Gilligan, who did not want to “talk” about a mental health pandemic as an inevitable consequence of the Covid pandemic, said most people will not need professional help.
He offered three tips so that young people and everyone else could cope with life after closure.
Gilligan, who is a clinical psychologist, said people must first “believe that they love us, that we are good people, and that we have the ability to be happy.”
He said emotional honesty will be “50% of the journey” of this pandemic for people. “We all have a deep psychological resilience and the connection to that will be really important in getting out of this pandemic.”
His second piece of advice is to “trust others.” He said: “Most young people know they can trust family, teachers and organizations and this reminds them that it is important to express how they feel, listen and communicate with other people they trust.”
His third piece of advice is to “embrace uncertainty.”
“There have been big losses that have been different for each of us, but it’s important that we share our Covid stories,” he said.
According to Gilligan, some people will want to move quickly from Covid-19, but there needs to be space to process what has happened.
“Some young people feel that they have lost a year and want to forget that it has never happened. For any trauma, if you advance too early, don’t give yourself the space you need to talk. “
Speaking at the same webinar, Dr. Aideen O’Neill, a clinical psychologist with St Patrick’s Mental Health Services, said the blockades created specific difficulties for young people with eating disorders.

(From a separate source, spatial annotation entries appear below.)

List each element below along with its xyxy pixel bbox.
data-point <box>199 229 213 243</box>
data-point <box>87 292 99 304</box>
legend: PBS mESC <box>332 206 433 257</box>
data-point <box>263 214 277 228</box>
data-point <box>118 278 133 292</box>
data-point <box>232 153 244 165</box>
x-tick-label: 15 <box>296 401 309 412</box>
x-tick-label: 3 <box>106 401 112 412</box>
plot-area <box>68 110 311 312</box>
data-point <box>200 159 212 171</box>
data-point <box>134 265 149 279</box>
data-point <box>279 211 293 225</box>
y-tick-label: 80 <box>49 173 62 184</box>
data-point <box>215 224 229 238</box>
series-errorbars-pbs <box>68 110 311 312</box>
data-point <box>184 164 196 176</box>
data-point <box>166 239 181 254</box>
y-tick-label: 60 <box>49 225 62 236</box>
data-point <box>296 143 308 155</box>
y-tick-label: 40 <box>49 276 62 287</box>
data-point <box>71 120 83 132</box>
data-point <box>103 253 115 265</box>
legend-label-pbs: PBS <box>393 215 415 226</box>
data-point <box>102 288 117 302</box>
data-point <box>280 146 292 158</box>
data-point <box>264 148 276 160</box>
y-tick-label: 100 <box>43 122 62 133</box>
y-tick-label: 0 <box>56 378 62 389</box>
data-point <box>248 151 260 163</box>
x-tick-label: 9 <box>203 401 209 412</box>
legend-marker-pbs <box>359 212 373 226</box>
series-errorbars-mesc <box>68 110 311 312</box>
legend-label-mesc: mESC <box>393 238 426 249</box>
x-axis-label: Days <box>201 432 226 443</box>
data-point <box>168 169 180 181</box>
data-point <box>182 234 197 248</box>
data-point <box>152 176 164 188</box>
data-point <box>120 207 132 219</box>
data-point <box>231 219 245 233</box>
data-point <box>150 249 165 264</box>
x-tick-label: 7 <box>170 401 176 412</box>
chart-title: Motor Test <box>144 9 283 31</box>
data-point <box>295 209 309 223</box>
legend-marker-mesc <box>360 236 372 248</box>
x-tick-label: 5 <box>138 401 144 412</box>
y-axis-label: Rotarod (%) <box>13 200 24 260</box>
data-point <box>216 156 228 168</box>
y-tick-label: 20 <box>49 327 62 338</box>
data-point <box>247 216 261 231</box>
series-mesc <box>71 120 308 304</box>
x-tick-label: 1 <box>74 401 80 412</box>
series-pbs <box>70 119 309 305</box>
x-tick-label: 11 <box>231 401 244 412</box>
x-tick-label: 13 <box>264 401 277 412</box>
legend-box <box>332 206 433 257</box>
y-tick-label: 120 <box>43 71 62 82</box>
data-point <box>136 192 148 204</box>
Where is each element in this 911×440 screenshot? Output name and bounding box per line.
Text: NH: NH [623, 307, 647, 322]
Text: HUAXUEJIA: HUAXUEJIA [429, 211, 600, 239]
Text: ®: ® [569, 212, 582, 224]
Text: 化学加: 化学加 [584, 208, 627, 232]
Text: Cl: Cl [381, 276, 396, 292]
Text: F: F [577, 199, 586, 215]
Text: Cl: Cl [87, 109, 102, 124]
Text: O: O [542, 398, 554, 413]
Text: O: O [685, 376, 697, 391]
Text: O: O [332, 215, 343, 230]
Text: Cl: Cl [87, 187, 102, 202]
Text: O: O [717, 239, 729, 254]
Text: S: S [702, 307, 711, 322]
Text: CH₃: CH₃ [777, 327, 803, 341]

“Unpredictability makes us all more anxious and some people worry about food as a way to stay in control. The emphasis on social media on food and fitness and the challenges of closing steps was a little unhelpful for some young people, ”he said.
Dr. O’Neill advised young people struggling with eating disorders to talk about how they feel and to seek the support of those around them.
Representatives of the youth mental health charity Spunout, the Irish Society for the Prevention of Cruelty to Children and the LGBT + support group BelongTo were among the other organizations at the webinar that supported young people life after closure.